Gahaya Links was founded in 2003 by Joy Ndungutse and Janet Nkubana, two sisters who have found that the way to weave straw into gold is through fair trade. Gahaya Links works with 54 cooperatives throughout Rwanda, employing thousands of weavers, most of whom are women. Each cooperative is run by a democratically elected president, secretary, and treasurer -- literacy is the only requirement -- and each cooperative is structured so that Hutu and Tutsi weavers work side by side, promoting reconciliation as the country struggles to come back from its long nightmare.
Joy Ndungutse's designs are taught to master weavers from each cooperative, who travel to the headquarters in Kigali to learn new designs and techniques as they are decided upon. The master weavers then return to their cooperatives to teach the other weavers, thus fostering leadership and community as well as guaranteeing standardized quality.
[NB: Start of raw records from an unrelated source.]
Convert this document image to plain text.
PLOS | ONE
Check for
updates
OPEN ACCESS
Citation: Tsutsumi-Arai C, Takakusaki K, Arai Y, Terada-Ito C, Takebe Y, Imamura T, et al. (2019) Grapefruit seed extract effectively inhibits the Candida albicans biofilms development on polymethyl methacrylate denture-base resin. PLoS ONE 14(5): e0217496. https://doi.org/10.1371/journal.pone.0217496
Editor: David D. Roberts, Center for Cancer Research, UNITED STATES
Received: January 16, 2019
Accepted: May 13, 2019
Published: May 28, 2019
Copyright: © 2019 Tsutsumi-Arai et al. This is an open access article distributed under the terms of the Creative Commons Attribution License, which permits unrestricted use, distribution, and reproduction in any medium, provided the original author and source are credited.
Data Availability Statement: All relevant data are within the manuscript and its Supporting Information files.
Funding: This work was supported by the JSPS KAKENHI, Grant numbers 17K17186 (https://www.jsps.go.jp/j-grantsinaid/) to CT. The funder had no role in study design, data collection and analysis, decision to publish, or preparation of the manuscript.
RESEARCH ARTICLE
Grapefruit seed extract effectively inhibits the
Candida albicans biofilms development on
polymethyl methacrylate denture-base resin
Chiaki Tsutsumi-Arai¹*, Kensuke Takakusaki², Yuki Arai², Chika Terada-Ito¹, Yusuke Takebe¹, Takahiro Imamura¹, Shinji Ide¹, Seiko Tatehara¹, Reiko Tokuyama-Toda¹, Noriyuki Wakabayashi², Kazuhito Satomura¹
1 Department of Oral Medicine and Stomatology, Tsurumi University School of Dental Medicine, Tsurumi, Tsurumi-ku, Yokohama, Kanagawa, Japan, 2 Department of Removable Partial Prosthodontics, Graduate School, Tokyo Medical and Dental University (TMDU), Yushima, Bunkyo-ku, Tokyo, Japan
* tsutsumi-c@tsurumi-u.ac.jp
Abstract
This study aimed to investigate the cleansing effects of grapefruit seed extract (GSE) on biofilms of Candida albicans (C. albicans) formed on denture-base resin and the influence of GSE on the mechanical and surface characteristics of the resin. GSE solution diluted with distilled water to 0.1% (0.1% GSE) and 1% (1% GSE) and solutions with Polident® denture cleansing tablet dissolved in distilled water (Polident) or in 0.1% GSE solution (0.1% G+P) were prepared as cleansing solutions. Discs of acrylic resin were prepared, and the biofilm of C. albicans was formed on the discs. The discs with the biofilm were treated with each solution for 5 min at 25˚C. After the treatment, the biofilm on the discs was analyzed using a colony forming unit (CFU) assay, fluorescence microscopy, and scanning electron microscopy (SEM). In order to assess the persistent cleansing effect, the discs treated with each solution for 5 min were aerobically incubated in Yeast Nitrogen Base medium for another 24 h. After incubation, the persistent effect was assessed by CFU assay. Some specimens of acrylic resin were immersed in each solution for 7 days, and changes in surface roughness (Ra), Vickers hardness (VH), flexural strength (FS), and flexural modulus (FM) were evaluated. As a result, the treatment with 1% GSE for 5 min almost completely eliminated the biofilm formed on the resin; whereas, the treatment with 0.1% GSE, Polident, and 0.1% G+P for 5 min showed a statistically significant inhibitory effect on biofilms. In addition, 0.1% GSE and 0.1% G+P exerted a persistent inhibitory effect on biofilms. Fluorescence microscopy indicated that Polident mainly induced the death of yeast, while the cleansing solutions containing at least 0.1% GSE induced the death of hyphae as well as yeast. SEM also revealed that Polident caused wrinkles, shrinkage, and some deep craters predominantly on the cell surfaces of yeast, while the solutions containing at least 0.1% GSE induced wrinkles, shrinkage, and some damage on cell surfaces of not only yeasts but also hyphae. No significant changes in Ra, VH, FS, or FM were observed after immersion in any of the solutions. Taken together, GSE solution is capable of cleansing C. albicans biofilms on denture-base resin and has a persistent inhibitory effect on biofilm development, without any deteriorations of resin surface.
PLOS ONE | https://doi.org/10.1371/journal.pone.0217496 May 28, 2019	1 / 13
In addition to the weavers' salaries, Gahaya Links puts one dollar into a savings account for each basket completed. The mandatory savings program has enabled the weavers to buy more nutritious food, pay for their children's education, obtain medical care, and afford to wear shoes. None of these things were possible on their previous incomes. "Our main achievement is seeing how the women we work with have changed from how they were [directly post-genocide] to how they are now." --Joy Ndungutse
Inzuki Designs, founded by Teta Isibo who named it after the Kinyarwanda word for 'bees,' features a bold, innovative style that uses traditional materials crafted in contemporary styling by local artisans. Inzuki is located in downtown Kigali, Rwanda.
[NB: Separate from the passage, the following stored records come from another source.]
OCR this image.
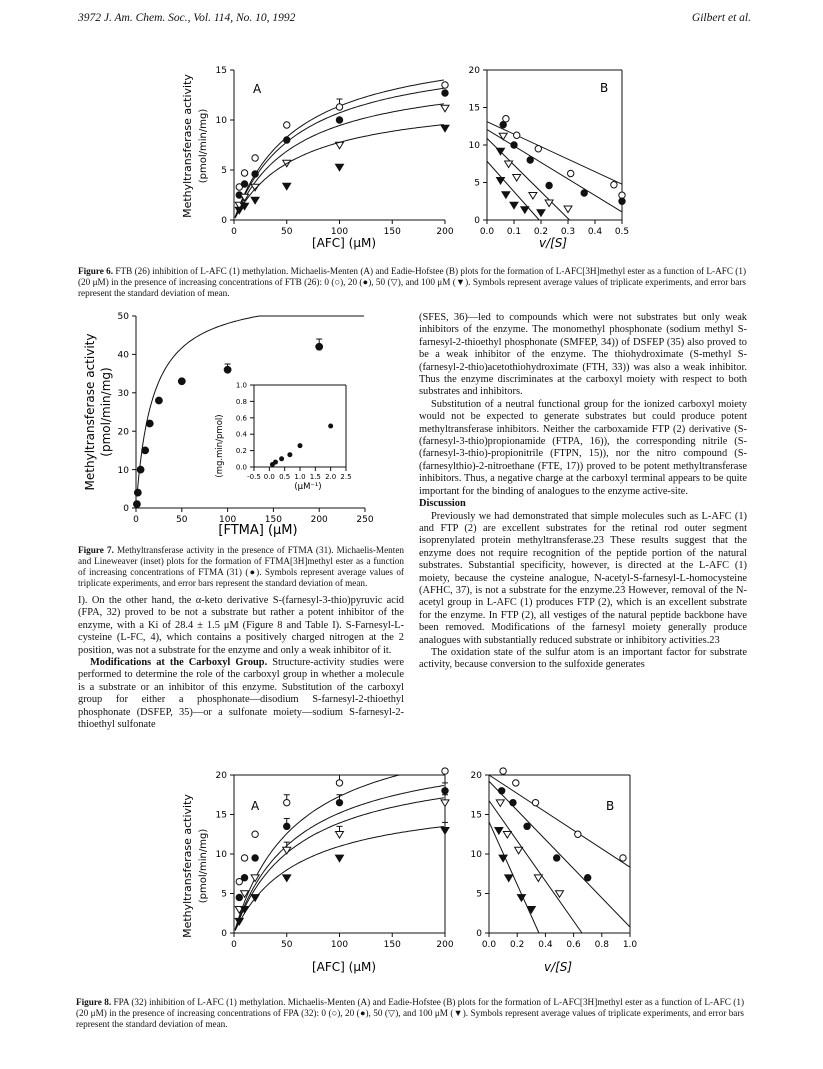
3972 J. Am. Chem. Soc., Vol. 114, No. 10, 1992	Gilbert et al.
Methyltransferase activity (pmol/min/mg)
[AFC] (μM)	v/[S]
A	B
0	50	100	150	200
0
5
10
15
0.0 0.1 0.2 0.3 0.4 0.5
0
5
10
15
20
Figure 6. FTB (26) inhibition of L-AFC (1) methylation. Michaelis-Menten (A) and Eadie-Hofstee (B) plots for the formation of L-AFC[3H]methyl ester as a function of L-AFC (1) (20 μM) in the presence of increasing concentrations of FTB (26): 0 (○), 20 (●), 50 (▽), and 100 μM (▼). Symbols represent average values of triplicate experiments, and error bars represent the standard deviation of mean.
Methyltransferase activity (pmol/min/mg)
[FTMA] (μM)
0	50	100	150	200	250
0
10
20
30
40
50
-0.5 0.0 0.5 1.0 1.5 2.0 2.5
0.0
0.2
0.4
0.6
0.8
1.0
(mg.min/pmol)
(μM⁻¹)
Figure 7. Methyltransferase activity in the presence of FTMA (31). Michaelis-Menten and Lineweaver (inset) plots for the formation of FTMA[3H]methyl ester as a function of increasing concentrations of FTMA (31) (●). Symbols represent average values of triplicate experiments, and error bars represent the standard deviation of mean.

I). On the other hand, the α-keto derivative S-(farnesyl-3-thio)pyruvic acid (FPA, 32) proved to be not a substrate but rather a potent inhibitor of the enzyme, with a Ki of 28.4 ± 1.5 μM (Figure 8 and Table I). S-Farnesyl-L-cysteine (L-FC, 4), which contains a positively charged nitrogen at the 2 position, was not a substrate for the enzyme and only a weak inhibitor of it.

Modifications at the Carboxyl Group. Structure-activity studies were performed to determine the role of the carboxyl group in whether a molecule is a substrate or an inhibitor of this enzyme. Substitution of the carboxyl group for either a phosphonate—disodium S-farnesyl-2-thioethyl phosphonate (DSFEP, 35)—or a sulfonate moiety—sodium S-farnesyl-2-thioethyl sulfonate

(SFES, 36)—led to compounds which were not substrates but only weak inhibitors of the enzyme. The monomethyl phosphonate (sodium methyl S-farnesyl-2-thioethyl phosphonate (SMFEP, 34)) of DSFEP (35) also proved to be a weak inhibitor of the enzyme. The thiohydroximate (S-methyl S-(farnesyl-2-thio)acetothiohydroximate (FTH, 33)) was also a weak inhibitor. Thus the enzyme discriminates at the carboxyl moiety with respect to both substrates and inhibitors.

Substitution of a neutral functional group for the ionized carboxyl moiety would not be expected to generate substrates but could produce potent methyltransferase inhibitors. Neither the carboxamide FTP (2) derivative (S-(farnesyl-3-thio)propionamide (FTPA, 16)), the corresponding nitrile (S-(farnesyl-3-thio)-propionitrile (FTPN, 15)), nor the nitro compound (S-(farnesylthio)-2-nitroethane (FTE, 17)) proved to be potent methyltransferase inhibitors. Thus, a negative charge at the carboxyl terminal appears to be quite important for the binding of analogues to the enzyme active-site.

Discussion

Previously we had demonstrated that simple molecules such as L-AFC (1) and FTP (2) are excellent substrates for the retinal rod outer segment isoprenylated protein methyltransferase.23 These results suggest that the enzyme does not require recognition of the peptide portion of the natural substrates. Substantial specificity, however, is directed at the L-AFC (1) moiety, because the cysteine analogue, N-acetyl-S-farnesyl-L-homocysteine (AFHC, 37), is not a substrate for the enzyme.23 However, removal of the N-acetyl group in L-AFC (1) produces FTP (2), which is an excellent substrate for the enzyme. In FTP (2), all vestiges of the natural peptide backbone have been removed. Modifications of the farnesyl moiety generally produce analogues with substantially reduced substrate or inhibitory activities.23

The oxidation state of the sulfur atom is an important factor for substrate activity, because conversion to the sulfoxide generates

Methyltransferase activity (pmol/min/mg)
[AFC] (μM)	v/[S]
A	B
0	50	100	150	200
0
5
10
15
20
0.0 0.2 0.4 0.6 0.8 1.0
0
5
10
15
20
Figure 8. FPA (32) inhibition of L-AFC (1) methylation. Michaelis-Menten (A) and Eadie-Hofstee (B) plots for the formation of L-AFC[3H]methyl ester as a function of L-AFC (1) (20 μM) in the presence of increasing concentrations of FPA (32): 0 (○), 20 (●), 50 (▽), and 100 μM (▼). Symbols represent average values of triplicate experiments, and error bars represent the standard deviation of mean.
Inzuki partners with women’s cooperatives and weaving groups who use their skills to bring ideas to life. The inspiration behind her designs comes from the textures, colors, and patterns of everyday life in Rwanda, fused with modern style and fashion trends. Inzuki specializes in jewelry, accessories and home décor items handmade from local materials.
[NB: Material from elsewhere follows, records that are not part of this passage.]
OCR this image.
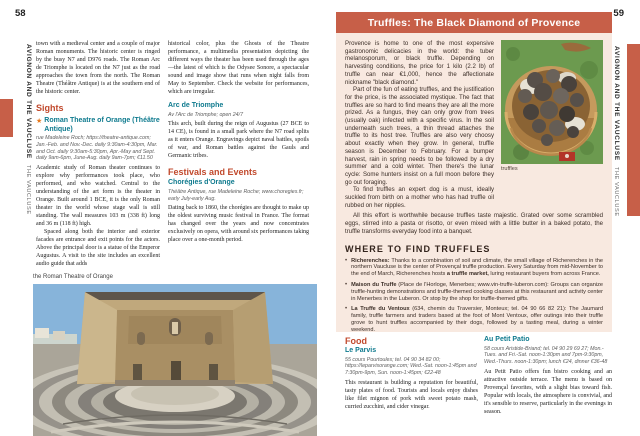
58
AVIGNON AND THE VAUCLUSE THE VAUCLUSE

town with a medieval center and a couple of major Roman monuments. The historic center is ringed by the busy N7 and D976 roads. The Roman Arc de Triomphe is located on the N7 just as the road approaches the town from the north. The Roman Theatre (Théâtre Antique) is at the southern end of the historic center.

Sights
★ Roman Theatre of Orange (Théâtre Antique)

rue Madeleine Roch; https://theatre-antique.com; Jan.-Feb. and Nov.-Dec. daily 9:30am-4:30pm, Mar. and Oct. daily 9:30am-5:30pm, Apr.-May and Sept. daily 9am-6pm, June-Aug. daily 9am-7pm; €11.50

Academic study of Roman theater continues to explore why performances took place, who performed, and who watched. Central to the understanding of the art form is the theater in Orange. Built around 1 BCE, it is the only Roman theater in the world whose stage wall is still standing. The wall measures 103 m (338 ft) long and 36 m (118 ft) high.

Spaced along both the interior and exterior facades are entrance and exit points for the actors. Above the principal door is a statue of the Emperor Augustus. A visit to the site includes an excellent audio guide that adds

historical color, plus the Ghosts of the Theatre performance, a multimedia presentation depicting the different ways the theater has been used through the ages—the latest of which is the Odysee Sonore, a spectacular sound and image show that runs when night falls from May to September. Check the website for performances, which are irregular.

Arc de Triomphe

Av l'Arc de Triomphe; open 24/7

This arch, built during the reign of Augustus (27 BCE to 14 CE), is found in a small park where the N7 road splits as it enters Orange. Engravings depict naval battles, spoils of war, and Roman battles against the Gauls and Germanic tribes.

Festivals and Events
Chorégies d'Orange

Théâtre Antique, rue Madeleine Roche; www.choregies.fr; early July-early Aug.

Dating back to 1860, the chorégies are thought to make up the oldest surviving music festival in France. The format has changed over the years and now concentrates exclusively on opera, with around six performances taking place over a one-month period.

the Roman Theatre of Orange
59
AVIGNON AND THE VAUCLUSE THE VAUCLUSE
Truffles: The Black Diamond of Provence

Provence is home to one of the most expensive gastronomic delicacies in the world: the tuber melanosporum, or black truffle. Depending on harvesting conditions, the price for 1 kilo (2.2 lb) of truffle can near €1,000, hence the affectionate nickname "black diamond."

Part of the fun of eating truffles, and the justification for the price, is the associated mystique. The fact that truffles are so hard to find means they are all the more prized. As a fungus, they can only grow from trees (usually oak) infected with a specific virus. In the soil underneath such trees, a thin thread attaches the truffle to its host tree. Truffles are also very choosy about exactly when they grow. In general, truffle season is December to February. For a bumper harvest, rain in spring needs to be followed by a dry summer and a cold winter. Then there's the lunar cycle: Some hunters insist on a full moon before they go out foraging.

To find truffles an expert dog is a must, ideally suckled from birth on a mother who has had truffle oil rubbed on her nipples.

truffles

All this effort is worthwhile because truffles taste majestic. Grated over some scrambled eggs, stirred into a pasta or risotto, or even mixed with a little butter in a baked potato, the truffle transforms everyday food into a banquet.

WHERE TO FIND TRUFFLES
• Richerenches: Thanks to a combination of soil and climate, the small village of Richerenches in the northern Vaucluse is the center of Provençal truffle production. Every Saturday from mid-November to the end of March, Richerenches hosts a truffle market, luring restaurant buyers from across France.
• Maison du Truffe (Place de l'Horloge, Menerbes; www.vin-truffe-luberon.com): Groups can organize truffle-hunting demonstrations and truffle-themed cooking classes at this restaurant and activity center in Menerbes in the Luberon. Or stop by the shop for truffle-themed gifts.
• La Truffe du Ventoux (634, chemin du Traversier, Monteux; tel. 04 90 66 82 21): The Jaumard family, truffle farmers and traders based at the foot of Mont Ventoux, offer outings into their truffle grove to hunt truffles accompanied by their dogs, followed by a tasting meal, during a winter weekend.
Food
Le Parvis

55 cours Pourtoules; tel. 04 90 34 82 00; https://leparvisorange.com; Wed.-Sat. noon-1:45pm and 7:30pm-9pm, Sun. noon-1:45pm; €22-48

This restaurant is building a reputation for beautiful, tasty plates of food. Tourists and locals enjoy dishes like filet mignon of pork with sweet potato mash, curried zucchini, and cider vinegar.

Au Petit Patio

58 cours Aristide-Briand; tel. 04 90 29 69 27; Mon.-Tues. and Fri.-Sat. noon-1:30pm and 7pm-9:30pm, Wed.-Thurs. noon-1:30pm; lunch €24, dinner €36-48

Au Petit Patio offers fun bistro cooking and an attractive outside terrace. The menu is based on Provençal favorites, with a slight bias toward fish. Popular with locals, the atmosphere is convivial, and it's sensible to reserve, particularly in the evenings in season.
For the women working in the cooperatives, Inzuki designs is more than just a relationship based on supply and demand. For many of the women it’s a means of rebuilding their lives post-genocide. Through Inzuki, the women have been able to move on with their lives. Because of their work, their children have been able to go to school and the community has benefited with medical insurance and home improvements.